Bill estaba recostado en su cama mirando al techo. Sus padres por fin se habían calmado después de varias horas de gritos y peleas. Había un aire tenso que rodeaba la casa, una falsa sensación de calma. Hacía que se le pusiera la piel de gallina, pero al menos el silencio significaba que por fin podría dormir.
Hacía más frio que de costumbre, pero Bill no pudo encontrar energías para taparse con el cobertor. No le quedaba nada de energía, pensó, sus ojos miraban una mancha amarilla extendiéndose sobre la pintura. Se había alejado demasiado de Karina después de abofetearla, por lo que podía olvidarse de llamarla, y su familia… ¿alguna vez la había tenido? No en el tiempo que podía recordar de todos modos. Desde que podía recordar, nunca la tuvo.
Karina se había comportado extraña desde aquella noche y Bill la evitaba lo más que podía. Ella trataba de ser amable, lo llamaba y trataba de acercarse a él, pero ni siquiera podía mirarla sin ver a su madre reflejada en sus ojos.

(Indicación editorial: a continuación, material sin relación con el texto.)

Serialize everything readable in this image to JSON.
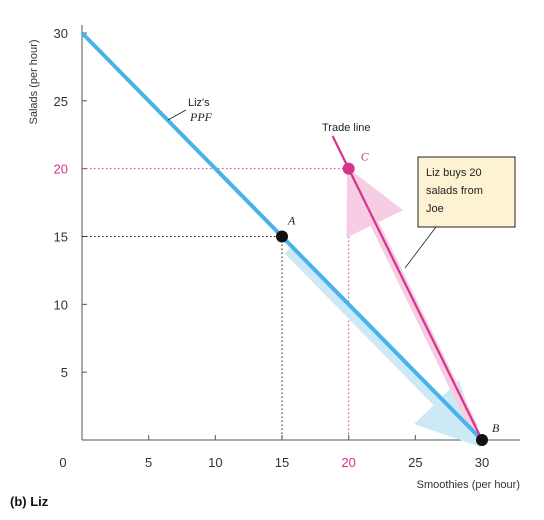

Todo estaba mal, todo se le estaba repitiendo y no iba a permitir que eso sucediera.
Dirigió una mirada hacia la lámpara que colgaba del techo, una maldita cosa fea que parecía que debía pertenecer a un almacén no a un dormitorio. Bill se levantó y se puso de puntitas sobre la cama, agarrando la lámpara y sacudiéndola con fuerza. Soportaba mucho peso. Se dejó caer de nuevo sobre la cama y pensó – jódete.— Sólo jódete. No estaba ayudando a nadie, así que daba igual.¿Cuál era el punto si ni siquiera podía sentir nada? Era indiferente. A todo. Nada lo desconcertaba últimamente, nada lo conmovía o importaba, especialmente después de lo que pasó con Karina. Cuando escuchaba a sus padres pelear lo único que podía pensar era, — desearía que terminaran para poder dormir.— Se estaba congelando, todo dentro de él se estaba volviendo frio y eso debería asustarlo pero no le importaba que eso pasara. Había pasado la etapa en que pensara que podría salvar a su madre. No podría detener a su padre, no sin que él lo detuviera a él. Y la única forma de asegurarse de no volver a lastimar a Karina era no verla. Ella lo superaría.

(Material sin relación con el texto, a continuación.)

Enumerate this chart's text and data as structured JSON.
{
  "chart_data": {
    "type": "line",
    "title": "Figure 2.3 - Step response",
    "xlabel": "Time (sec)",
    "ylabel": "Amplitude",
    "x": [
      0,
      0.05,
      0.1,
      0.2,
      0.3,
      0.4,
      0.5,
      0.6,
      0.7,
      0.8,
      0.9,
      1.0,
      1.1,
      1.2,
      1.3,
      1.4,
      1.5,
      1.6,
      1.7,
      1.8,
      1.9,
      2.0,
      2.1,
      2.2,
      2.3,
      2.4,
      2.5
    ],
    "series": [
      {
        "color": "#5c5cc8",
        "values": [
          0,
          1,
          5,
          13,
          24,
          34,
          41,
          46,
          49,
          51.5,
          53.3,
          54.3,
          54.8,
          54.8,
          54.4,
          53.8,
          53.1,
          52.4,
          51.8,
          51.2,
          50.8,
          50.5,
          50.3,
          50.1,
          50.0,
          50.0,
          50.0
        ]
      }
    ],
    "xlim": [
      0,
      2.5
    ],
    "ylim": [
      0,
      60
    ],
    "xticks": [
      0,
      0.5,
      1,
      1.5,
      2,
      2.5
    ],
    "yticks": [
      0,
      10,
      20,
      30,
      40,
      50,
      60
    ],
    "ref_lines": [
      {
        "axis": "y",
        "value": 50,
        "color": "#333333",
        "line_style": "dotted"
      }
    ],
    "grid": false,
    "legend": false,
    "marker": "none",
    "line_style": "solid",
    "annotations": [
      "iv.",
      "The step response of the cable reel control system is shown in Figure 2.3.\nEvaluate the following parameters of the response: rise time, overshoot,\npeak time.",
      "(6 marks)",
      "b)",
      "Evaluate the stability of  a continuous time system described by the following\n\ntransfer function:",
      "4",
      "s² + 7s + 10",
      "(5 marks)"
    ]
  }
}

— Estoy en esto,— murmuró para sí mismo, saltando fuera de la cama, cruzó su habitación y abrió el armario. Buscó en su interior hasta que encontró una bufanda larga que había recibido de parte de su abuela antes de morir. Era horrible, nunca la abría usado incluso si su vida dependiera de ello. Irónico. Pensó con un bufido. Le frunció el ceño, miró hacia la lámpara y de nuevo a la bufanda.
¿Por qué demonios no hacerlo?
Se sentó en la cama y comenzó a atarla. Había encontrado como hacerlo en internet. Había encontrado demasiadas cosas en internet. También encontró como usar un arma, lo había buscado después de encontrar el revólver negro bajo el tablón suelto del suelo de la cocina. Por si acaso.
Eso le recordaba que tendría que mirar si aún seguía ahí. Como lo hacía cada noche. Era casi un hábito, tan automático como encender las luces cuando entras a una habitación oscura. Así que cuando terminó de atar la bufanda, salió de su habitación, pasando silenciosamente al lado de la habitación de sus padres hacia la cocina. Se arrodilló en el centro de la habitación y levantó el tablón. La pistola estaba allí, negra y brillante, brillante por la luz que entraba por la ventana de la cocina. Quería tocarla, pero no se atrevió. La miró con una especie de retorcida fascinación, antes de negar y poner el tablón en su lugar, ocultando el arma de su vista.
Volvió a su habitación a terminar sus asuntos. Tuvo un pensamiento breve de escribir una carta, pero desechó rápidamente la idea, era un horrible cliché. Todo lo que le importaba era que estaba cansado y quería irse. Su juego había terminado desde que había golpeado a Karina, era el momento de terminar el juego del jugador. O algo así.
Terminó el nudo y lo miró, pasando sus dedos sobre él antes de colgarlo, tirando de ella para asegurarse que aguantaría. Lo único que faltaba era pararse sobre una silla.